Thursday’s meeting at the University of Maine at Augusta’s Randall Student Center, the fourth time the commission met publicly, included Lisbon officers who recalled checking open trailers by the recycling center in that town where Card, a 40-year-old Army reservist from Bowdoin, was eventually found dead Oct. 27 of a self-inflicted gunshot wound.
Officials have previously said that Lisbon police and later a joint technical team had searched the Maine Recycling Corporation property but overlooked the overflow lot. But School Resource Officer Renee Bernard and Detective Richard St. Amant of the Lisbon police, shared Thursday they did a “cursory” search of the overflow lot while driving together with a third colleague in the early morning hours of Oct. 26 after learning Card had previously worked at the center.
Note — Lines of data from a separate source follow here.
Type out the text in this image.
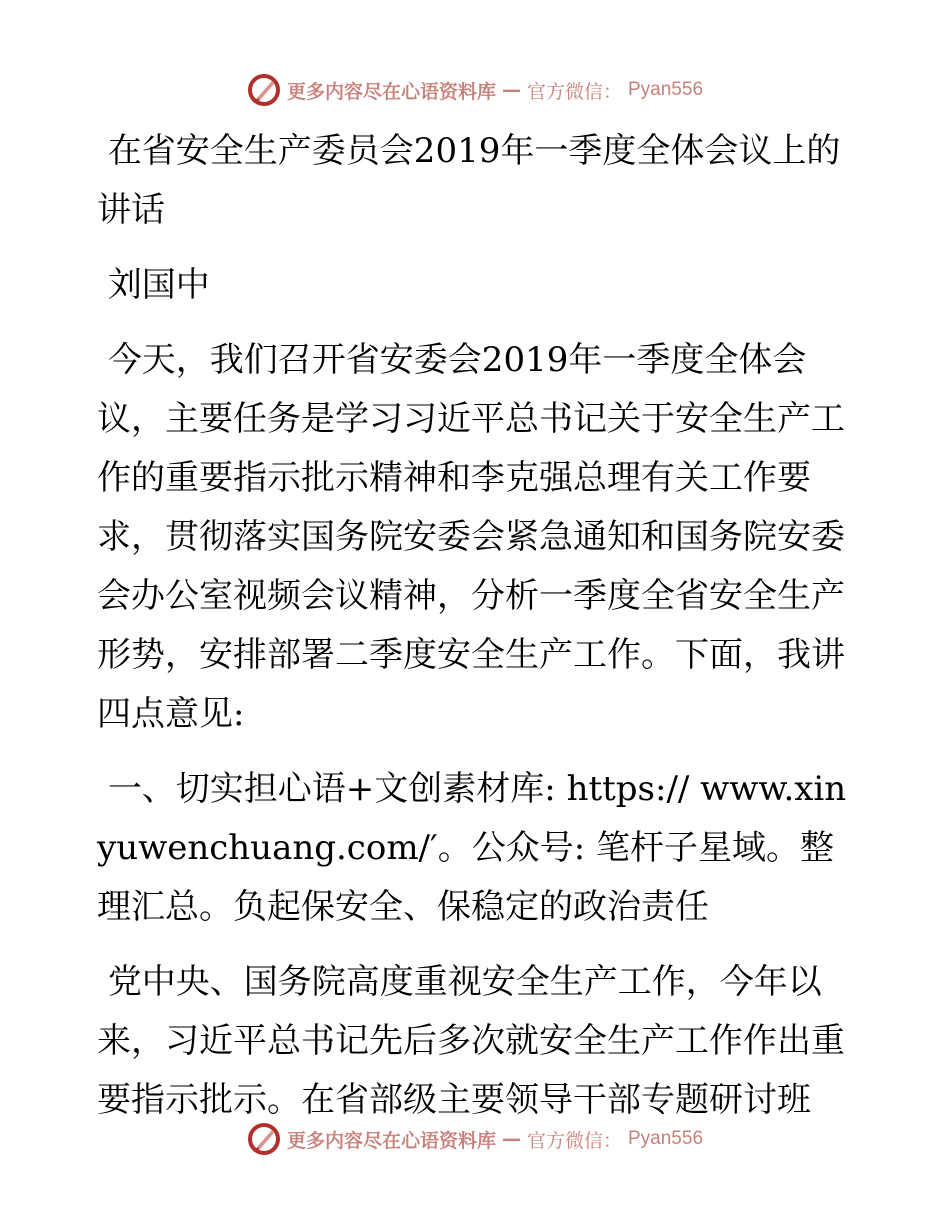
更多内容尽在心语资料库 — 官方微信： Pyan556

在省安全生产委员会2019年一季度全体会议上的讲话

刘国中

今天，我们召开省安委会2019年一季度全体会议，主要任务是学习习近平总书记关于安全生产工作的重要指示批示精神和李克强总理有关工作要求，贯彻落实国务院安委会紧急通知和国务院安委会办公室视频会议精神，分析一季度全省安全生产形势，安排部署二季度安全生产工作。下面，我讲四点意见:

一、切实担心语+文创素材库: https:// www.xinyuwenchuang.com/′。公众号: 笔杆子星域。整理汇总。负起保安全、保稳定的政治责任

党中央、国务院高度重视安全生产工作，今年以来，习近平总书记先后多次就安全生产工作作出重要指示批示。在省部级主要领导干部专题研讨班

更多内容尽在心语资料库 — 官方微信： Pyan556
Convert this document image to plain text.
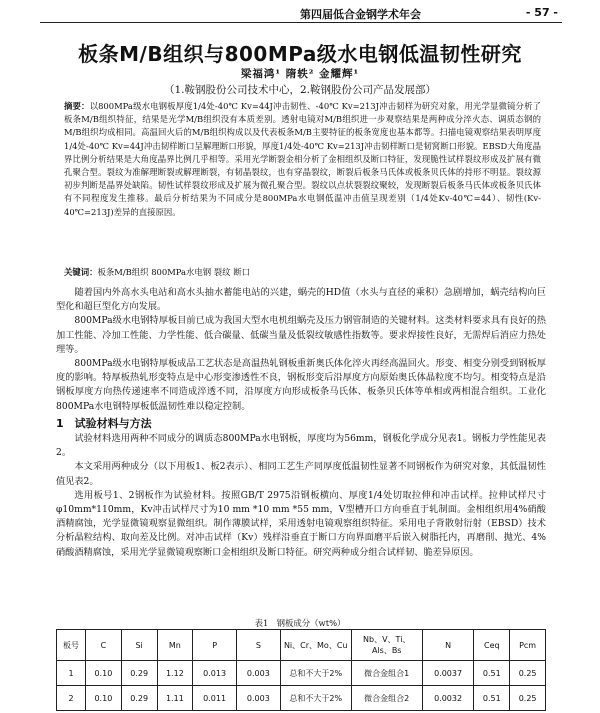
第四届低合金钢学术年会	- 57 -
板条M/B组织与800MPa级水电钢低温韧性研究
梁福鸿¹ 隋轶² 金耀辉¹
（1.鞍钢股份公司技术中心，2.鞍钢股份公司产品发展部）
摘要：以800MPa级水电钢板厚度1/4处-40℃ Kv=44J冲击韧性、-40℃ Kv=213J冲击韧样为研究对象，用光学显微镜分析了板条M/B组织特征，结果是光学M/B组织没有本质差别。透射电镜对M/B组织进一步观察结果是两种成分淬火态、调质态钢的M/B组织均成相同。高温回火后的M/B组织构成以及代表板条M/B主要特征的板条宽度也基本都等。扫描电镜观察结果表明厚度1/4处-40℃ Kv=44J冲击韧样断口呈解理断口形貌，厚度1/4处-40℃ Kv=213J冲击韧样断口是韧窝断口形貌。EBSD大角度晶界比例分析结果是大角度晶界比例几乎相等。采用光学断裂金相分析了金相组织及断口特征，发现脆性试样裂纹形成及扩展有微孔聚合型。裂纹为准解理断裂或解理断裂，有韧晶裂纹，也有穿晶裂纹，断裂后板条马氏体或板条贝氏体的持形不明显。裂纹源初步判断是晶界处缺陷。韧性试样裂纹形成及扩展为微孔聚合型。裂纹以点状裂裂纹聚较，发现断裂后板条马氏体或板条贝氏体有不同程度发生推移。最后分析结果为不同成分是800MPa水电钢低温冲击值呈现差别（1/4处Kv-40℃=44）、韧性(Kv-40℃=213J)差异的直接原因。
关键词：板条M/B组织 800MPa水电钢 裂纹 断口

随着国内外高水头电站和高水头抽水蓄能电站的兴建，蜗壳的HD值（水头与直径的乘积）急剧增加，蜗壳结构向巨型化和超巨型化方向发展。

800MPa级水电钢特厚板目前已成为我国大型水电机组蜗壳及压力钢管制造的关键材料。这类材料要求具有良好的热加工性能、冷加工性能、力学性能、低合碳量、低碳当量及低裂纹敏感性指数等。要求焊接性良好，无需焊后消应力热处理等。

800MPa级水电钢特厚板成品工艺状态是高温热轧钢板重新奥氏体化淬火再经高温回火。形变、相变分别受到钢板厚度的影响。特厚板热轧形变特点是中心形变渗透性不良，钢板形变后沿厚度方向原始奥氏体晶粒度不均匀。相变特点是沿钢板厚度方向热传递速率不同造成淬透不同，沿厚度方向形成板条马氏体、板条贝氏体等单相或两相混合组织。工业化800MPa水电钢特厚板低温韧性难以稳定控制。

1　试验材料与方法

试验材料选用两种不同成分的调质态800MPa水电钢板，厚度均为56mm，钢板化学成分见表1。钢板力学性能见表2。

本文采用两种成分（以下用板1、板2表示）、相同工艺生产同厚度低温韧性显著不同钢板作为研究对象，其低温韧性值见表2。

选用板号1、2钢板作为试验材料。按照GB/T 2975沿钢板横向、厚度1/4处切取拉伸和冲击试样。拉伸试样尺寸φ10mm*110mm，Kv冲击试样尺寸为10 mm *10 mm *55 mm，V型槽开口方向垂直于轧制面。金相组织用4%硝酸酒精腐蚀，光学显微镜观察显微组织。制作薄膜试样，采用透射电镜观察组织特征。采用电子背散射衍射（EBSD）技术分析晶粒结构、取向差及比例。对冲击试样（Kv）残样沿垂直于断口方向界面磨平后嵌入树脂托内，再磨削、抛光、4%硝酸酒精腐蚀，采用光学显微镜观察断口金相组织及断口特征。研究两种成分组合试样韧、脆差异原因。

表1　钢板成分（wt%）
板号	C	Si	Mn	P	S	Ni、Cr、Mo、Cu	Nb、V、Ti、Als、Bs	N	Ceq	Pcm
1	0.10	0.29	1.12	0.013	0.003	总和不大于2%	微合金组合1	0.0037	0.51	0.25
2	0.10	0.29	1.11	0.011	0.003	总和不大于2%	微合金组合2	0.0032	0.51	0.25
Bernard and St. Amant said they flashed a light on and underneath several trailers with open doors in the dimly-lit dirt lot while the three drove together in a cruiser and did not look inside closed trailers. That was in part because they had information Card was likely armed.
“Nothing stood out to give us any indication anyone was there,” Bernard said, adding the trio searched nearby other businesses in the Capital Avenue area of Lisbon Falls.
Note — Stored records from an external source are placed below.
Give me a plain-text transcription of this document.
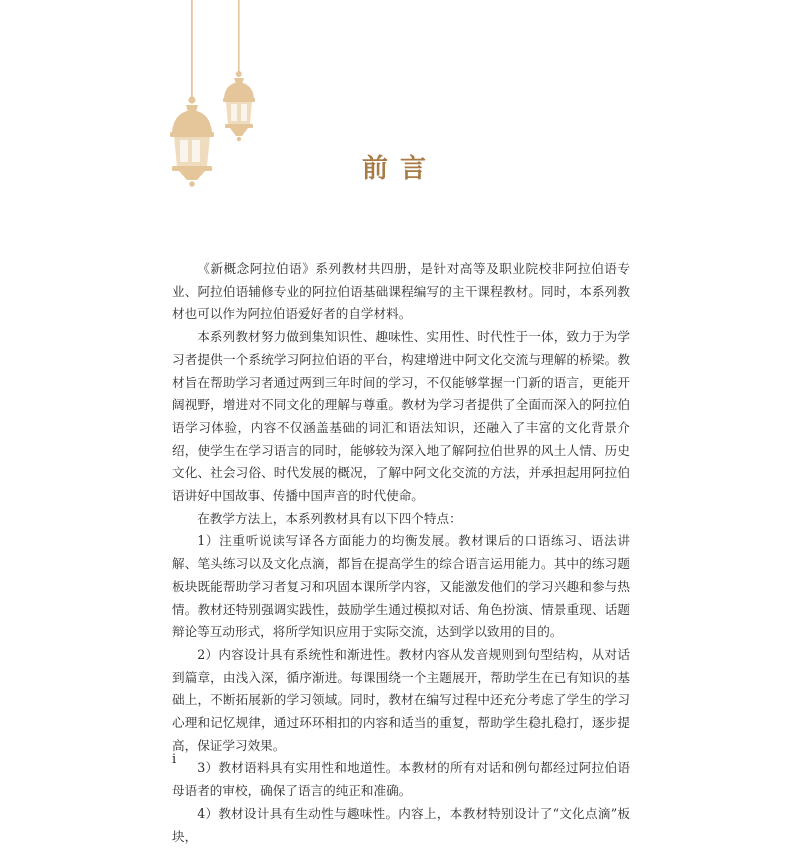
前言

《新概念阿拉伯语》系列教材共四册，是针对高等及职业院校非阿拉伯语专业、阿拉伯语辅修专业的阿拉伯语基础课程编写的主干课程教材。同时，本系列教材也可以作为阿拉伯语爱好者的自学材料。

本系列教材努力做到集知识性、趣味性、实用性、时代性于一体，致力于为学习者提供一个系统学习阿拉伯语的平台，构建增进中阿文化交流与理解的桥梁。教材旨在帮助学习者通过两到三年时间的学习，不仅能够掌握一门新的语言，更能开阔视野，增进对不同文化的理解与尊重。教材为学习者提供了全面而深入的阿拉伯语学习体验，内容不仅涵盖基础的词汇和语法知识，还融入了丰富的文化背景介绍，使学生在学习语言的同时，能够较为深入地了解阿拉伯世界的风土人情、历史文化、社会习俗、时代发展的概况，了解中阿文化交流的方法，并承担起用阿拉伯语讲好中国故事、传播中国声音的时代使命。

在教学方法上，本系列教材具有以下四个特点：

1）注重听说读写译各方面能力的均衡发展。教材课后的口语练习、语法讲解、笔头练习以及文化点滴，都旨在提高学生的综合语言运用能力。其中的练习题板块既能帮助学习者复习和巩固本课所学内容，又能激发他们的学习兴趣和参与热情。教材还特别强调实践性，鼓励学生通过模拟对话、角色扮演、情景重现、话题辩论等互动形式，将所学知识应用于实际交流，达到学以致用的目的。

2）内容设计具有系统性和渐进性。教材内容从发音规则到句型结构，从对话到篇章，由浅入深，循序渐进。每课围绕一个主题展开，帮助学生在已有知识的基础上，不断拓展新的学习领域。同时，教材在编写过程中还充分考虑了学生的学习心理和记忆规律，通过环环相扣的内容和适当的重复，帮助学生稳扎稳打，逐步提高，保证学习效果。

3）教材语料具有实用性和地道性。本教材的所有对话和例句都经过阿拉伯语母语者的审校，确保了语言的纯正和准确。

4）教材设计具有生动性与趣味性。内容上，本教材特别设计了“文化点滴”板块，

i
Commission members shared aerial maps with the officers Thursday that pointed out the trailer where Card’s body was found closer to a fence line. St. Amant confirmed the officers would have circled by the closed trailer but not checked it and other shuttered ones.
“Your upper torso and head are made readily available almost immediately,” St. Amant said, referring to getting exposed to a shooter behind a closed door.
The next day, St. Amant said a Maine Recycling Center official called him to express concern that Card “might be able to access those trailers and hide” among the items inside and “specifically mentioned the trailers backed up along the fence line.” St. Amant relayed that information to superiors, and Card’s body was discovered that day, 48 hours after the shooting.
Lisbon Police Chief Ryan McGee and St. Amant also described the large law enforcement response to a report of a possible third active shooting location on Oct. 25 at the Walmart distribution center on Alfred A. Plourde Parkway in Lewiston. No threat was identified.
McGee mentioned additional calls about possible shootings or sightings of suspicious individuals, a report of a “bang” heard inside a Lisbon greenhouse, concerned residents asking police to check their properties and other names of suspects getting “tossed around at first.”
“The calls continued to pour in,” McGee said, also complimenting Maine State Police and other agencies for their assistance.
Lewiston police officers responded in 90 seconds to the first call at 6:56 p.m. that evening of a shooting at Just-In-Time Recreation, but the quick response was still too late. Card had already started driving to Schemengees Bar and Grille, where he shot more people roughly 12 minutes later before fleeing the scene.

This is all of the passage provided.